На окраине большого порта надо знать русскую лавку – обменять приемник ВЭФ и фотоаппарат «Зенит» на рулон гипюра, двадцатидолларовые джинсы и не новый журнал «Плейбой». Борю привели на Бобрич – стрит радист и механик. Потом Боря пришел один, взрывая дисциплинарные каноны. Он приходил к мистеру Саше, вывезенному подростком из Ростова в былинные времена. Саша сохранил причудливый, но ясный русский язык. Они пили чай, покупатели были редки.

– Ты еврей? – спросил Саша.

– Меня зовут Бэр Исраэль.

– А меня Соломон.

– Ты обрезан?

– Нет… мама была большевичка.

– Знаешь праздники Рош га Шана, Пурим, Йом Кипур?

– Смутно догадываюсь.

– Приходи в мой дом в пятничный вечер.

– Вечером моя вахта.

– Ты не моряк, я за прилавком много видел. Как звали твою мать?

– Её звали Ривка.

– Тогда я жду.

Боря вернулся около полуночи. Добро бы пьяный, понятно и даже в меру простительно. Но он был медноголово трезв. Утром капитан советовался с комиссаром. Вольностей Бори они не понимали, рыть себе яму, становясь навек невыездным. У корреспондента особые полномочия?

– Ребята думают, ты важный кегебист, подполковник, например, говорит Магда.

– Не запрут же меня в канатном ящике?

– Нет, конечно. Выхватят домой с первым же пароходом. Если ты решился, беги от них. Со спазмом в горле перешла на латышский.

– Беги ради себя и меня. Мы не гальюнщики по сто долларов за рейс. Буду знать, в другом мире кто-то помнит обо мне. Я существую! Всегдашний сарказм бориного Я молчал в эту минуту.

– Не плачь, милая Лили Марлен. Я буду осторожен.

Радист «Норы» слушал эфир промыслов и Боря узнал, в Галифакс и потом на Союз идет «Остров Беринга». Двое суток до Канады и четыре дня стоянки.

Они меня на «Беринг» под руки поволокут. Боря вздрогнул от отвращения, годы он стыдился потерять лицо.

Боря не пошел на Бобрич – стрит. Он понуро шляется по пирсу на виду «Норы» – я здесь. Думает о Нине. О ее тонких породистых запястьях. Откинула волосы, они пахли церковью и недорогим шампунем. Как стеснялась она в кафе, перешла улицу и улыбнулась. Чем бы это кончилось, не начавшись.

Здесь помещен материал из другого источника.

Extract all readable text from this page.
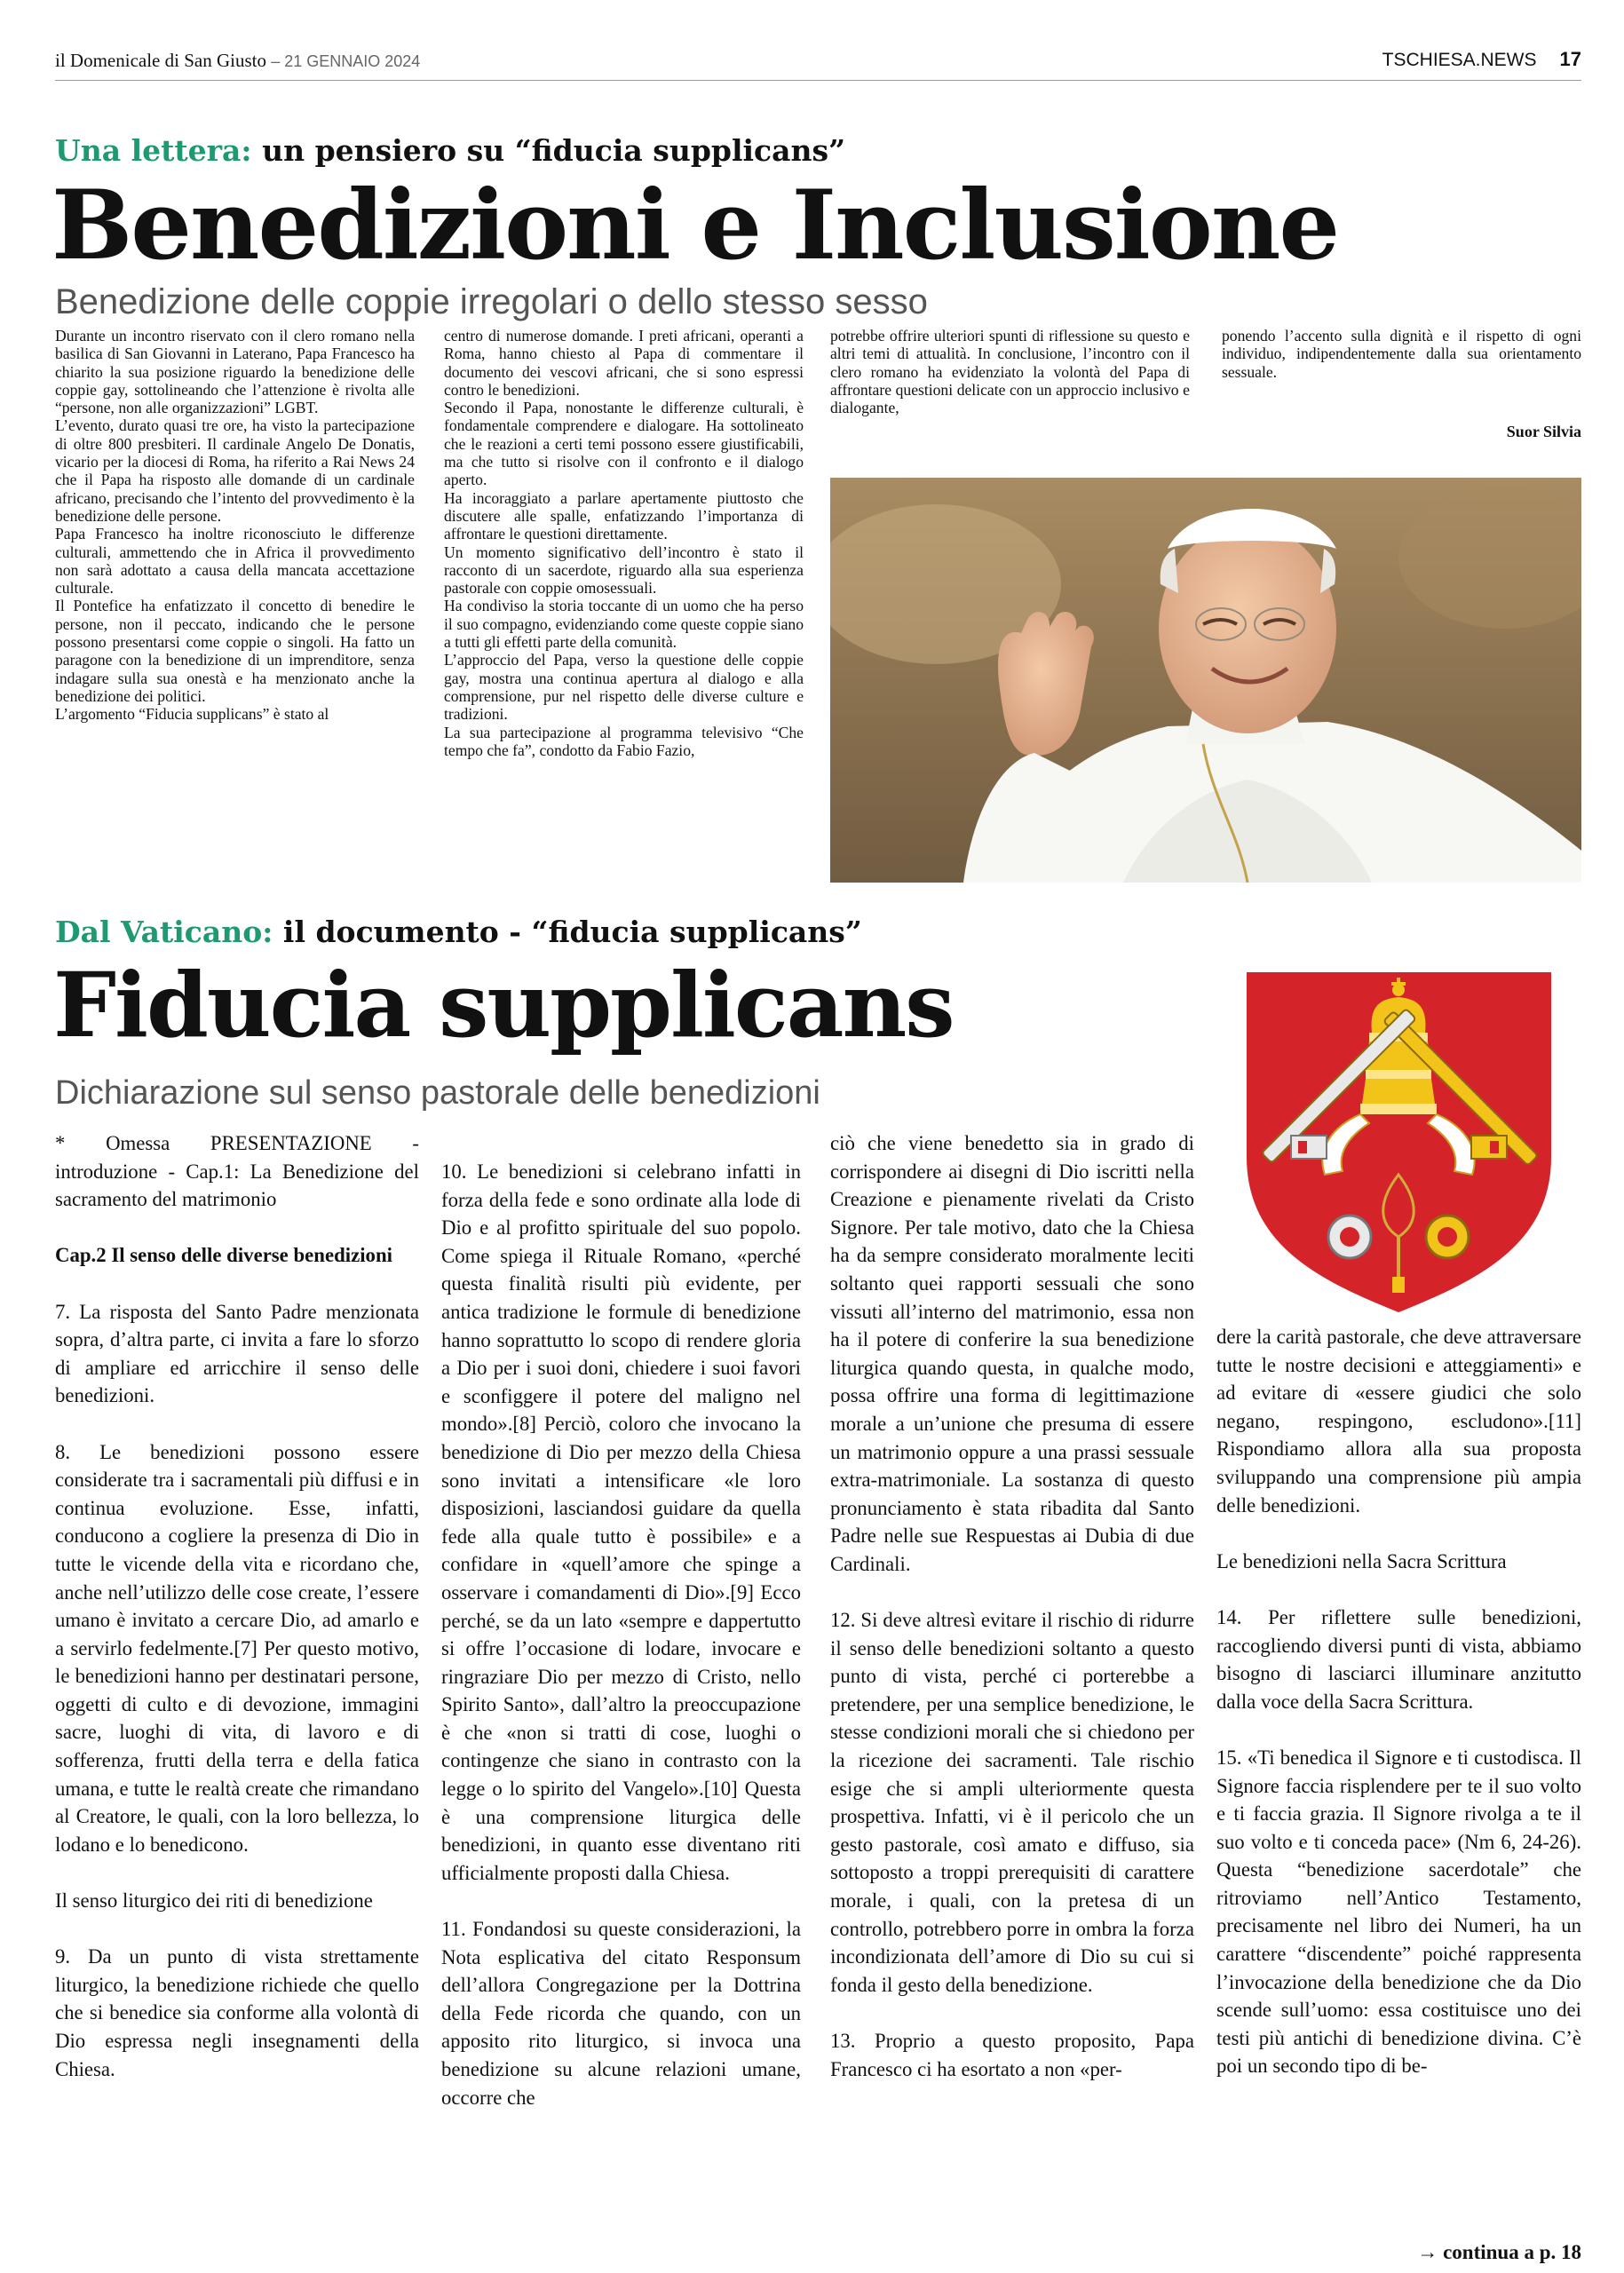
il Domenicale di San Giusto – 21 GENNAIO 2024	TSCHIESA.NEWS 17
Una lettera: un pensiero su “fiducia supplicans”
Benedizioni e Inclusione
Benedizione delle coppie irregolari o dello stesso sesso

Durante un incontro riservato con il clero romano nella basilica di San Giovanni in Laterano, Papa Francesco ha chiarito la sua posizione riguardo la benedizione delle coppie gay, sottolineando che l’attenzione è rivolta alle “persone, non alle organizzazioni” LGBT.

L’evento, durato quasi tre ore, ha visto la partecipazione di oltre 800 presbiteri. Il cardinale Angelo De Donatis, vicario per la diocesi di Roma, ha riferito a Rai News 24 che il Papa ha risposto alle domande di un cardinale africano, precisando che l’intento del provvedimento è la benedizione delle persone.

Papa Francesco ha inoltre riconosciuto le differenze culturali, ammettendo che in Africa il provvedimento non sarà adottato a causa della mancata accettazione culturale.

Il Pontefice ha enfatizzato il concetto di benedire le persone, non il peccato, indicando che le persone possono presentarsi come coppie o singoli. Ha fatto un paragone con la benedizione di un imprenditore, senza indagare sulla sua onestà e ha menzionato anche la benedizione dei politici.

L’argomento “Fiducia supplicans” è stato al

centro di numerose domande. I preti africani, operanti a Roma, hanno chiesto al Papa di commentare il documento dei vescovi africani, che si sono espressi contro le benedizioni.

Secondo il Papa, nonostante le differenze culturali, è fondamentale comprendere e dialogare. Ha sottolineato che le reazioni a certi temi possono essere giustificabili, ma che tutto si risolve con il confronto e il dialogo aperto.

Ha incoraggiato a parlare apertamente piuttosto che discutere alle spalle, enfatizzando l’importanza di affrontare le questioni direttamente.

Un momento significativo dell’incontro è stato il racconto di un sacerdote, riguardo alla sua esperienza pastorale con coppie omosessuali.

Ha condiviso la storia toccante di un uomo che ha perso il suo compagno, evidenziando come queste coppie siano a tutti gli effetti parte della comunità.

L’approccio del Papa, verso la questione delle coppie gay, mostra una continua apertura al dialogo e alla comprensione, pur nel rispetto delle diverse culture e tradizioni.

La sua partecipazione al programma televisivo “Che tempo che fa”, condotto da Fabio Fazio,

potrebbe offrire ulteriori spunti di riflessione su questo e altri temi di attualità. In conclusione, l’incontro con il clero romano ha evidenziato la volontà del Papa di affrontare questioni delicate con un approccio inclusivo e dialogante,

ponendo l’accento sulla dignità e il rispetto di ogni individuo, indipendentemente dalla sua orientamento sessuale.

Suor Silvia
Dal Vaticano: il documento - “fiducia supplicans”
Fiducia supplicans
Dichiarazione sul senso pastorale delle benedizioni

* Omessa PRESENTAZIONE - introduzione - Cap.1: La Benedizione del sacramento del matrimonio

Cap.2 Il senso delle diverse benedizioni

7. La risposta del Santo Padre menzionata sopra, d’altra parte, ci invita a fare lo sforzo di ampliare ed arricchire il senso delle benedizioni.

8. Le benedizioni possono essere considerate tra i sacramentali più diffusi e in continua evoluzione. Esse, infatti, conducono a cogliere la presenza di Dio in tutte le vicende della vita e ricordano che, anche nell’utilizzo delle cose create, l’essere umano è invitato a cercare Dio, ad amarlo e a servirlo fedelmente.[7] Per questo motivo, le benedizioni hanno per destinatari persone, oggetti di culto e di devozione, immagini sacre, luoghi di vita, di lavoro e di sofferenza, frutti della terra e della fatica umana, e tutte le realtà create che rimandano al Creatore, le quali, con la loro bellezza, lo lodano e lo benedicono.

Il senso liturgico dei riti di benedizione

9. Da un punto di vista strettamente liturgico, la benedizione richiede che quello che si benedice sia conforme alla volontà di Dio espressa negli insegnamenti della Chiesa.

10. Le benedizioni si celebrano infatti in forza della fede e sono ordinate alla lode di Dio e al profitto spirituale del suo popolo. Come spiega il Rituale Romano, «perché questa finalità risulti più evidente, per antica tradizione le formule di benedizione hanno soprattutto lo scopo di rendere gloria a Dio per i suoi doni, chiedere i suoi favori e sconfiggere il potere del maligno nel mondo».[8] Perciò, coloro che invocano la benedizione di Dio per mezzo della Chiesa sono invitati a intensificare «le loro disposizioni, lasciandosi guidare da quella fede alla quale tutto è possibile» e a confidare in «quell’amore che spinge a osservare i comandamenti di Dio».[9] Ecco perché, se da un lato «sempre e dappertutto si offre l’occasione di lodare, invocare e ringraziare Dio per mezzo di Cristo, nello Spirito Santo», dall’altro la preoccupazione è che «non si tratti di cose, luoghi o contingenze che siano in contrasto con la legge o lo spirito del Vangelo».[10] Questa è una comprensione liturgica delle benedizioni, in quanto esse diventano riti ufficialmente proposti dalla Chiesa.

11. Fondandosi su queste considerazioni, la Nota esplicativa del citato Responsum dell’allora Congregazione per la Dottrina della Fede ricorda che quando, con un apposito rito liturgico, si invoca una benedizione su alcune relazioni umane, occorre che

ciò che viene benedetto sia in grado di corrispondere ai disegni di Dio iscritti nella Creazione e pienamente rivelati da Cristo Signore. Per tale motivo, dato che la Chiesa ha da sempre considerato moralmente leciti soltanto quei rapporti sessuali che sono vissuti all’interno del matrimonio, essa non ha il potere di conferire la sua benedizione liturgica quando questa, in qualche modo, possa offrire una forma di legittimazione morale a un’unione che presuma di essere un matrimonio oppure a una prassi sessuale extra-matrimoniale. La sostanza di questo pronunciamento è stata ribadita dal Santo Padre nelle sue Respuestas ai Dubia di due Cardinali.

12. Si deve altresì evitare il rischio di ridurre il senso delle benedizioni soltanto a questo punto di vista, perché ci porterebbe a pretendere, per una semplice benedizione, le stesse condizioni morali che si chiedono per la ricezione dei sacramenti. Tale rischio esige che si ampli ulteriormente questa prospettiva. Infatti, vi è il pericolo che un gesto pastorale, così amato e diffuso, sia sottoposto a troppi prerequisiti di carattere morale, i quali, con la pretesa di un controllo, potrebbero porre in ombra la forza incondizionata dell’amore di Dio su cui si fonda il gesto della benedizione.

13. Proprio a questo proposito, Papa Francesco ci ha esortato a non «per-

dere la carità pastorale, che deve attraversare tutte le nostre decisioni e atteggiamenti» e ad evitare di «essere giudici che solo negano, respingono, escludono».[11] Rispondiamo allora alla sua proposta sviluppando una comprensione più ampia delle benedizioni.

Le benedizioni nella Sacra Scrittura

14. Per riflettere sulle benedizioni, raccogliendo diversi punti di vista, abbiamo bisogno di lasciarci illuminare anzitutto dalla voce della Sacra Scrittura.

15. «Ti benedica il Signore e ti custodisca. Il Signore faccia risplendere per te il suo volto e ti faccia grazia. Il Signore rivolga a te il suo volto e ti conceda pace» (Nm 6, 24-26). Questa “benedizione sacerdotale” che ritroviamo nell’Antico Testamento, precisamente nel libro dei Numeri, ha un carattere “discendente” poiché rappresenta l’invocazione della benedizione che da Dio scende sull’uomo: essa costituisce uno dei testi più antichi di benedizione divina. C’è poi un secondo tipo di be-

→ continua a p. 18
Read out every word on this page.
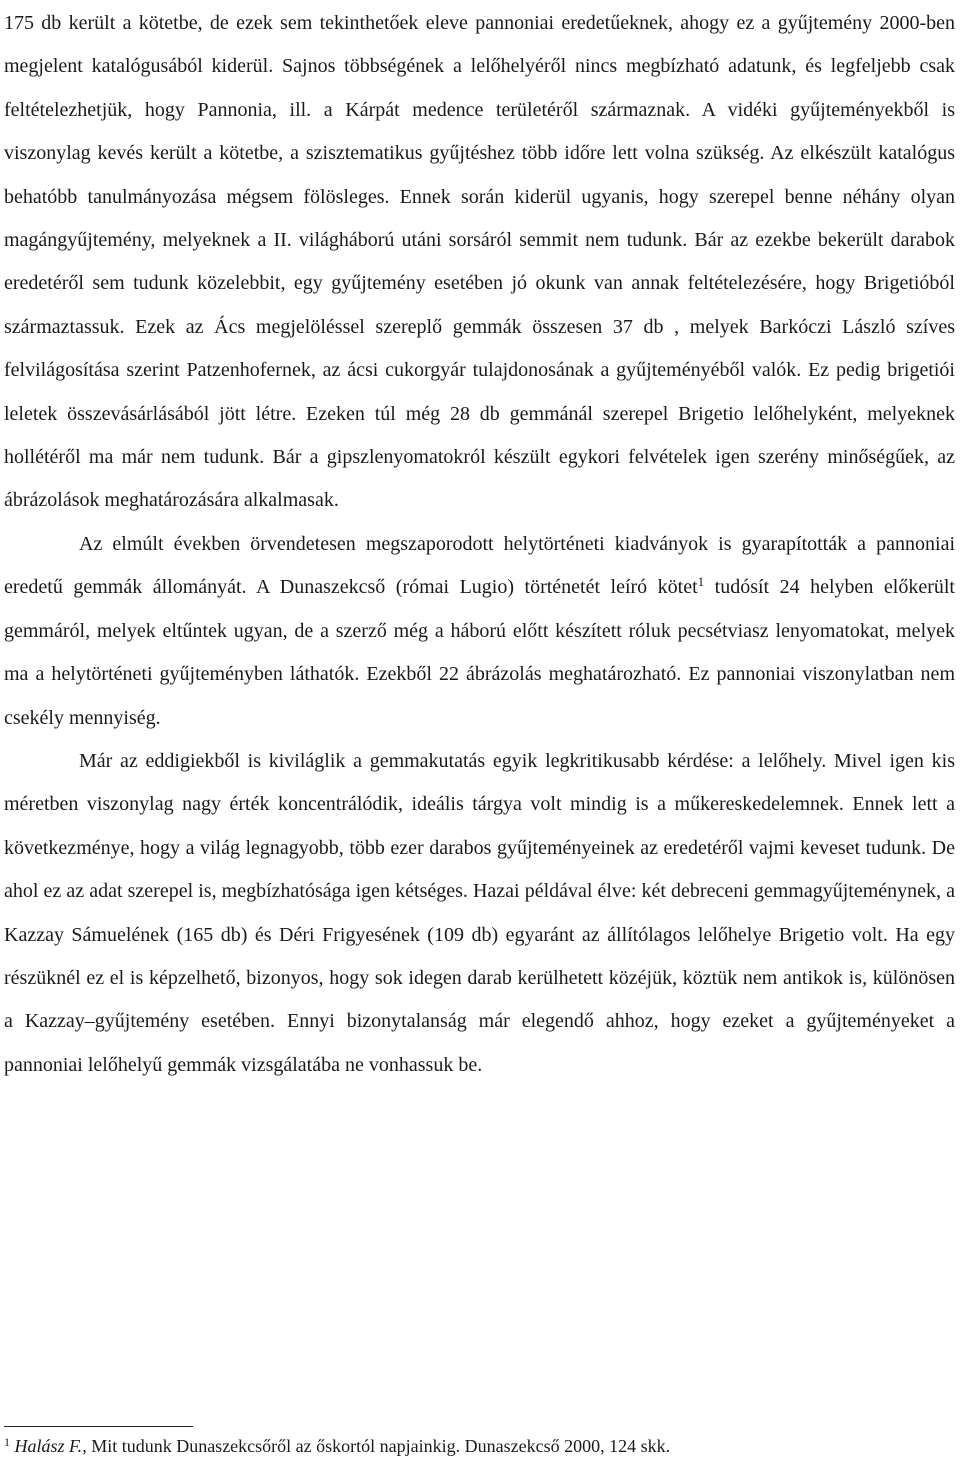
175 db került a kötetbe, de ezek sem tekinthetőek eleve pannoniai eredetűeknek, ahogy ez a gyűjtemény 2000-ben megjelent katalógusából kiderül. Sajnos többségének a lelőhelyéről nincs megbízható adatunk, és legfeljebb csak feltételezhetjük, hogy Pannonia, ill. a Kárpát medence területéről származnak. A vidéki gyűjteményekből is viszonylag kevés került a kötetbe, a szisztematikus gyűjtéshez több időre lett volna szükség. Az elkészült katalógus behatóbb tanulmányozása mégsem fölösleges. Ennek során kiderül ugyanis, hogy szerepel benne néhány olyan magángyűjtemény, melyeknek a II. világháború utáni sorsáról semmit nem tudunk. Bár az ezekbe bekerült darabok eredetéről sem tudunk közelebbit, egy gyűjtemény esetében jó okunk van annak feltételezésére, hogy Brigetióból származtassuk. Ezek az Ács megjelöléssel szereplő gemmák összesen 37 db , melyek Barkóczi László szíves felvilágosítása szerint Patzenhofernek, az ácsi cukorgyár tulajdonosának a gyűjteményéből valók. Ez pedig brigetiói leletek összevásárlásából jött létre. Ezeken túl még 28 db gemmánál szerepel Brigetio lelőhelyként, melyeknek hollétéről ma már nem tudunk. Bár a gipszlenyomatokról készült egykori felvételek igen szerény minőségűek, az ábrázolások meghatározására alkalmasak.

Az elmúlt években örvendetesen megszaporodott helytörténeti kiadványok is gyarapították a pannoniai eredetű gemmák állományát. A Dunaszekcső (római Lugio) történetét leíró kötet$^1$ tudósít 24 helyben előkerült gemmáról, melyek eltűntek ugyan, de a szerző még a háború előtt készített róluk pecsétviasz lenyomatokat, melyek ma a helytörténeti gyűjteményben láthatók. Ezekből 22 ábrázolás meghatározható. Ez pannoniai viszonylatban nem csekély mennyiség.

Már az eddigiekből is kiviláglik a gemmakutatás egyik legkritikusabb kérdése: a lelőhely. Mivel igen kis méretben viszonylag nagy érték koncentrálódik, ideális tárgya volt mindig is a műkereskedelemnek. Ennek lett a következménye, hogy a világ legnagyobb, több ezer darabos gyűjteményeinek az eredetéről vajmi keveset tudunk. De ahol ez az adat szerepel is, megbízhatósága igen kétséges. Hazai példával élve: két debreceni gemmagyűjteménynek, a Kazzay Sámuelének (165 db) és Déri Frigyesének (109 db) egyaránt az állítólagos lelőhelye Brigetio volt. Ha egy részüknél ez el is képzelhető, bizonyos, hogy sok idegen darab kerülhetett közéjük, köztük nem antikok is, különösen a Kazzay–gyűjtemény esetében. Ennyi bizonytalanság már elegendő ahhoz, hogy ezeket a gyűjteményeket a pannoniai lelőhelyű gemmák vizsgálatába ne vonhassuk be.

$^1$ Halász F., Mit tudunk Dunaszekcsőről az őskortól napjainkig. Dunaszekcső 2000, 124 skk.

Рок занес над ним руку. Он пошел на Бобрич – стрит. Саша пил бренди в комнате за магазином.

– Имеете вы паспорт? – Саша иногда строил фразы на английский лад. Предстояло нечто.

– Отобрал комиссар. Но в первый день в порту джентльмены в стетсонах сняли копию.

– Он съест его вместо шляпы! Удача, удача, канадская полиция копирует паспорт. (Изъятие паспорта означало на канадский взгляд гражданский или политический конфликт).

– Я везу на канадско – американскую границу и Бэр – Исраэль просит политического убежища в США!

Мираж и голова кругом. Сегодня решиться, завтра пустота. Момент стал важнее будущего. Еще не понял, чего хочу. Виденья комнаты, где Человек письма искал слова, галереи Домского собора, где он был безпричинно счастлив, и заброшенного дома на окраине, где он подростком отдался женщине, посетили Борю.

– Напиши имя, страну рождения и все другое. Причины… надо прессу.

– Ни в коем случае. Вам радость в дерьмо окунаться?

– Я сверху на тебя взглянул, … там не жить. Измучишься и женщину свою погубишь.

– Моя женщина с другим.

Старик почувствовал излишний пафос в разговоре. Сказал без нажима:

– Не Мафусаил, скоро я умру. Бог мне зачтет… я двоих ваших в Штаты вывез.

Боря, с ломотой в висках:

– Обдумаем без шума, могу я в Галифаксе сдаться?

– Нет, подальше от моря. Здесь мои покупатели, бизнес. И советские моряки.